The proposal also would limit Medicaid recipients to 12 visits per year for physical, occupational and speech therapy.

The 5 percent reduction to payments could lead to providers no longer accepting Medicaid patients, according to the Alaska State Hospital and Nursing Home Association, or ASHNHA. And even hospitals that provide critical access could close, since they also receive funding from skilled nursing, which would receive a cut under the proposal.

ASHNHA President and CEO Becky Hultberg said the skilled nursing cut would put providers in a position where their costs will exceed their revenue.

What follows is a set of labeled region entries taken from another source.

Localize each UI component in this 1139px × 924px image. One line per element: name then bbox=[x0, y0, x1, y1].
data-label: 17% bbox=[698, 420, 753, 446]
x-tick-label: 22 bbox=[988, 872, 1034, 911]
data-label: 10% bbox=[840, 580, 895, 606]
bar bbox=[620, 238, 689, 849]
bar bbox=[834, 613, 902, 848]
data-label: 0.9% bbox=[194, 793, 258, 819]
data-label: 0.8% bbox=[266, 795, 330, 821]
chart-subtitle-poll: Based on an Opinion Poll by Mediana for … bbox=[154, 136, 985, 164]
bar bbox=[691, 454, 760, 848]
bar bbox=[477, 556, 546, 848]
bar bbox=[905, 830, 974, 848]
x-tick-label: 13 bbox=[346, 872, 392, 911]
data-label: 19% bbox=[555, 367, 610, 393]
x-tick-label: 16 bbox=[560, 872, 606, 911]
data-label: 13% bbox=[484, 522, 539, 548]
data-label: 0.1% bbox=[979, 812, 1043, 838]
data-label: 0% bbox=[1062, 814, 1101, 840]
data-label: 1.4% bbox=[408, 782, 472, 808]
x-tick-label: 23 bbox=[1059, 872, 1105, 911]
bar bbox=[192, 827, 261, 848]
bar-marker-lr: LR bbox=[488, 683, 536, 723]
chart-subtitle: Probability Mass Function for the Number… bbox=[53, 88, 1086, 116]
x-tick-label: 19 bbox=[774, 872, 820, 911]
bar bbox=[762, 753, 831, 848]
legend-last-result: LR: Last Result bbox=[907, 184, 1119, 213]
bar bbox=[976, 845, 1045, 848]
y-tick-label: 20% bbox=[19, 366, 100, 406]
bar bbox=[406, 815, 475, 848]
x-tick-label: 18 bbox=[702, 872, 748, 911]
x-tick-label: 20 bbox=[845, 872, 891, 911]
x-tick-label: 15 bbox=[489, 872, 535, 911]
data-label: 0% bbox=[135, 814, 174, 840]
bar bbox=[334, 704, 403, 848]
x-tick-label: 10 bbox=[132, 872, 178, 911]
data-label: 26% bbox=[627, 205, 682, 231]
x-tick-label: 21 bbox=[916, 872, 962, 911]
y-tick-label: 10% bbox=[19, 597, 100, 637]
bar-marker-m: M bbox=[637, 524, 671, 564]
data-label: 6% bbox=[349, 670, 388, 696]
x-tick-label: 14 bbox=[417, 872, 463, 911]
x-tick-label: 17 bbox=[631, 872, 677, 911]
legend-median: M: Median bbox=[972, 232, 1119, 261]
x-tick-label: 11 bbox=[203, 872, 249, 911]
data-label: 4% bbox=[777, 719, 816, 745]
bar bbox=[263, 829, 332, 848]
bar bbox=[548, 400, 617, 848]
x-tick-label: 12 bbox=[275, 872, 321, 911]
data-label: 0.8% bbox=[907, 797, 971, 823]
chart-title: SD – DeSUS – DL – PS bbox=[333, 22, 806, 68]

“We appreciate that they didn’t directly cut critical access hospital inpatient and outpatient rates, but that’s not enough,” she said. “The skilled nursing facility cuts are a big, big problem.”

Hultberg said hospitals have been working with the state for years to reduce Medicaid spending. But she said the proposal seeks to cut too deeply, too quickly and without enough analysis.

“When we’re talking about people’s health, we’re talking about people’s lives,” she said. “And it is important to get this right, and not just do it quickly. Much is achievable with a glide path. And there is really no glide path here.”

The federal Centers for Medicare and Medicaid Services, or CMS, must approve the proposed changes.

The proposal is on top of a plan to eliminate $8 million in state funding — and $19 million in federal funds — for preventive dental care for adults. That’s raised concern among dentists.

Dr. David Logan, the executive director of the Alaska Dental Society, predicted this will lead to higher costs in the long run, as patients go to emergency rooms over and over again due to problems with their teeth and gums.

“They don’t do dentistry in emergency rooms,” Logan said. “They do antibiotics. They do pain medication — which means the problem will return and be all that much more complicated and expensive to treat in the future.”

This still leaves roughly $130 million of the cuts that Dunleavy included in his budget proposal for the future. These additional cuts also will require CMS to approve them — but they will face a higher bar, since they will require waivers from CMS rules. And they’ll likely require changes to state law. Crum said these cuts will become clearer in the next few weeks.

The Dunleavy administration has provided few clues about how it plans to achieve this larger set of cuts. Officials have said they want to reduce the cost of care for the 48,000 Alaskanswho became eligible for Medicaid as a result of Medicaid expansion. But they make up only a small share of state Medicaid spending.